We had the jazz brunch, which featured a buffet that invites one to sample many local specialties. I had shrimp etoufee, crawfish Louise, and duck a l' orange, and a dab of a lot of other things. It was one of those buffets where even if you just take a spoonful out of the dishes you want to sample, you'll still eat too much. The meal wasn't cheap. It cost right at $100.00 for two adults and a child, including iced tea and tip, but included live jazz.


Sherry is charming at the Charm Gate.

Sunday, November 6, 2011

End Of Daylight Savings Time

Saint Stephen's Clock Tower, which houses the bell, Big Ben, in London.

If you did not set your clocks back one hour last night, now is the time to "fall back." daylight savings time having ended overnight. Your local fire department would also want me to remind you to replace the batteries in your smoke detectors.

Sarah's First Trophy

Sarah's soccer team, the Red Foxes, played their last game yesterday afternoon, and they won, which made the kid happy. They had a pizza party afterward at Mr. Gatti's, one of Sarah's favorite pizzerias, and the children all got trophies. She is quite proud of it.

Saturday, November 5, 2011

Saturday Morning

We have a quiet weekend planned after being on the road last weekend. Sarah has her last soccer game this afternoon, with a pizza party following that. I suspect the girls will go to the animal shelter this morning, as they usually do on weekend when we're home. I plan to stay close to home, though I plan to go to the grocery store this morning, and I probably should do our recycling this weekend. A weekend at Grandmother and Granddaddy's cabin in the fall requires work, mostly in the form of gathering, breaking up and hauling firewood, which we did plenty of last weekend. I plan much less physical activity during the next two days.

Friday, November 4, 2011

Nashville Food Trucks

I've been reading recently that Nashville now has a bunch of food trucks that operate around town. The development has not been without controversy, but the phenomenon has a very Nashville feel to it. There's a website that helps you find what truck will be where on a given day, and it has links to several Nashville foodie blogs.

Thursday, November 3, 2011

For My Wife, the Graphic Designer Whom I Love

A font walks into a bar.

The barman says "we don't serve your type here"
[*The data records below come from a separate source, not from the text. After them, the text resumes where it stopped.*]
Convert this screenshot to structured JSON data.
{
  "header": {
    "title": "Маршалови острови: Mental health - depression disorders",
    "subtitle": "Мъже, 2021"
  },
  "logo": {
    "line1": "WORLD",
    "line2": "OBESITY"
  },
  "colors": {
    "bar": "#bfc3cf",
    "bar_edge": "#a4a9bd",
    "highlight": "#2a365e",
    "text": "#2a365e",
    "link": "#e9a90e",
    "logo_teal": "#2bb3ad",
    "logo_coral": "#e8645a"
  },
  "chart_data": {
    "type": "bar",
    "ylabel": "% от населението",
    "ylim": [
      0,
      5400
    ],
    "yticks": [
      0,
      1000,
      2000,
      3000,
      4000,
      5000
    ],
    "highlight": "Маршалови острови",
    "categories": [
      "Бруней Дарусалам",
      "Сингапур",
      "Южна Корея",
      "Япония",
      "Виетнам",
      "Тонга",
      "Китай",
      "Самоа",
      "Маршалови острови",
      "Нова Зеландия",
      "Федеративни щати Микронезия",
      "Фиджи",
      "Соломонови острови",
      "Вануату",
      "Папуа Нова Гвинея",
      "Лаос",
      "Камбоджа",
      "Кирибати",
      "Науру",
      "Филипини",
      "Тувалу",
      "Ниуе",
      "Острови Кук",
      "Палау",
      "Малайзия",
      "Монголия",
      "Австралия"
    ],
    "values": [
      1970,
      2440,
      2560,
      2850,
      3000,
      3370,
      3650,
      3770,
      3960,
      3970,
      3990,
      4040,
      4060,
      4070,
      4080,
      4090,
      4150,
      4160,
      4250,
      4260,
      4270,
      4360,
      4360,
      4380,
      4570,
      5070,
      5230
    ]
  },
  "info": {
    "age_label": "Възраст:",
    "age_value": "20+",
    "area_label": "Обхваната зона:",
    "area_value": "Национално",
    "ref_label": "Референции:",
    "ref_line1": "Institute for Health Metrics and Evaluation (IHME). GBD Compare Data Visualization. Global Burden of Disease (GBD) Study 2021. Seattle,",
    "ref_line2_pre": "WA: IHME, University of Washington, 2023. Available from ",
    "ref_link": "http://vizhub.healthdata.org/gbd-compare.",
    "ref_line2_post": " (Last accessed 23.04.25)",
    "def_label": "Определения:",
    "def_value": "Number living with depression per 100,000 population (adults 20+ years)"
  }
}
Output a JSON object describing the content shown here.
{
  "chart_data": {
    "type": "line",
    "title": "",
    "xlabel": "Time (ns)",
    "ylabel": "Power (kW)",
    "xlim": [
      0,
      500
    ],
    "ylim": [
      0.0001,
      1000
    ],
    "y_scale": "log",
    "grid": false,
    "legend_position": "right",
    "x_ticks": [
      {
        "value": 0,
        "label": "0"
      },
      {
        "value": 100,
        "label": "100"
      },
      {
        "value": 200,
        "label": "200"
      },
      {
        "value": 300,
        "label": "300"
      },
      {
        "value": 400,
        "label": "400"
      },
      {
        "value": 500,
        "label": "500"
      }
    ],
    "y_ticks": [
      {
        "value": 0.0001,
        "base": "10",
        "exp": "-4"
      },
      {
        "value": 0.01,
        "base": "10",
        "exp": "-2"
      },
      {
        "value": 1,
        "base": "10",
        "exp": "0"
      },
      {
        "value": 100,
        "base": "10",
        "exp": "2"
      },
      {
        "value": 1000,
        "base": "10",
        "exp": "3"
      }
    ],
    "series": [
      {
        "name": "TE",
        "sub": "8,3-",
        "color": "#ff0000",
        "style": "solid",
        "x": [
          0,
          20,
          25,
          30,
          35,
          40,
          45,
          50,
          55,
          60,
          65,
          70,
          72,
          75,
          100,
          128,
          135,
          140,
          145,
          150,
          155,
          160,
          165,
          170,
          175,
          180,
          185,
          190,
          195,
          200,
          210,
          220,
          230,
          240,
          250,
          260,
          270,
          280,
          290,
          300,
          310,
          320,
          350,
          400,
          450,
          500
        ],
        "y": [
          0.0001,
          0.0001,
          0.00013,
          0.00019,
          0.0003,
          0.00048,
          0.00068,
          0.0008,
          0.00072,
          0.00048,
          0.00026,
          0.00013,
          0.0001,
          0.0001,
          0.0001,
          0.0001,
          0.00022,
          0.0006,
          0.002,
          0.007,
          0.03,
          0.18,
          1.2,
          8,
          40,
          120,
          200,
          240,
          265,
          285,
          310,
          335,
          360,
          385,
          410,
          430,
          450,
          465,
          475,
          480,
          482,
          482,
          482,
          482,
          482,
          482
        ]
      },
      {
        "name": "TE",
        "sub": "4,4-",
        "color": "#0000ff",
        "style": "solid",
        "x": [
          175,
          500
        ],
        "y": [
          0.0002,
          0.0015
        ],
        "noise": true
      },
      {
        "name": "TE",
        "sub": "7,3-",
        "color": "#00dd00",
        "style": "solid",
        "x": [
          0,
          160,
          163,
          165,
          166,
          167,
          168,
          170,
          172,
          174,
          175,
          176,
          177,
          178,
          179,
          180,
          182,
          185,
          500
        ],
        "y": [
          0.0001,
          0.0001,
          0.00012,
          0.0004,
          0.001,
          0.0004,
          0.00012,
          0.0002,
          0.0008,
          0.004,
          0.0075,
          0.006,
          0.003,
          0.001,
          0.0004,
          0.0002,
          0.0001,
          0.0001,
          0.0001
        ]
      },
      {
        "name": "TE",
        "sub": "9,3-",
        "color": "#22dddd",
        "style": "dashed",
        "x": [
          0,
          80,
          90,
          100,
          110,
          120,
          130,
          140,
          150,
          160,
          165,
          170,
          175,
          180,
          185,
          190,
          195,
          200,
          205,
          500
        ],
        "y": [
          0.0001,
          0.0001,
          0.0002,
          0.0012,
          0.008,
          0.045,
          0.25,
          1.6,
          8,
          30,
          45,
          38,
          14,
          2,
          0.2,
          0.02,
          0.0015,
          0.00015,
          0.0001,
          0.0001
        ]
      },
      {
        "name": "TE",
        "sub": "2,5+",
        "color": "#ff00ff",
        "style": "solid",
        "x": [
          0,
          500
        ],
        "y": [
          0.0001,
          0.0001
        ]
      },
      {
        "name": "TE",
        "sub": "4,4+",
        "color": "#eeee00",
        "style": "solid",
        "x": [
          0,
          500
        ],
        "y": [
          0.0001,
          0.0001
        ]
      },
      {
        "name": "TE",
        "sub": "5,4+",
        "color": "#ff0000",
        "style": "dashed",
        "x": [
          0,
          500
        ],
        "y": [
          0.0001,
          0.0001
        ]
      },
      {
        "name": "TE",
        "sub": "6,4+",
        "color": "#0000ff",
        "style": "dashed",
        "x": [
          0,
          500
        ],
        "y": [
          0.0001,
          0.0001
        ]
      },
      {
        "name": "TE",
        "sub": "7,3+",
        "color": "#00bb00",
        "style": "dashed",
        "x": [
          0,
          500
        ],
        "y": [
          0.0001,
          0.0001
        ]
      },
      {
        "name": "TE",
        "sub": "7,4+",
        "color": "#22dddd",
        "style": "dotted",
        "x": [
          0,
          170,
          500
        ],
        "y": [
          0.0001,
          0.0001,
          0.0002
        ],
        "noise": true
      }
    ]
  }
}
So the font called the serif.

(Sorry, Honey.)

Breakfast, Anyone?

How would you like a piece of Margherita Tart from Nashville's Love and Olive Oil blog?

Wednesday, November 2, 2011

Restaurant Review -- Buddy's Restaurant, Dickson, Tennessee

I had a good cheeseburger at Buddy's Restaurant, 2926 Highway 70 East, Dickson, Tennessee, when I was in Middle Tennessee in September. I got the regular size rather than the one pound Buddy Burger, which was a good decision since the smaller burger was still huge. It was cooked to order and delicious. Lunch cost $7.50, which included iced tea and gratuity.


Tuesday, November 1, 2011

Book Review -- The Rear Guard of the Revolution by James R. Gilmore

I recently read Rear Guard of the Revolution, the first part of a two volume biography of Tennessee's first governor, John Sevier, who was known among the mountain folk of early Tennessee as "Nolichucky Jack," after the river where he built his home. I previously read the book's sequel, John Sevier as a Commonwealth Builder, not knowing it was a biography in two volumes. In Rear Guard of the Revolution, Gilmore takes Sevier from his arrival in the Watauga settlement at Sycamore Shoals near present day Elizabethton, through the Battle of Kings Mountain and a war with the Cherokee, Chickamauga and Creek Indians that occurred shortly thereafter.

I've been interested in learning more about the Battle of Kings Mountain, and how the pioneers west of the mountains traveled to the east to fight the British, whose Patrick Ferguson, threatened to "march his army over the mountains, hang the leaders and lay waste their country with fire and sword." One should not make such threats to hardy mountain folk. Sevier was one of several leaders who marched his men to confront Ferguson, meeting him on a ridge known as Kings Mountain, and defeating his force of loyalist forces. Ferguson did not live to tell the tale.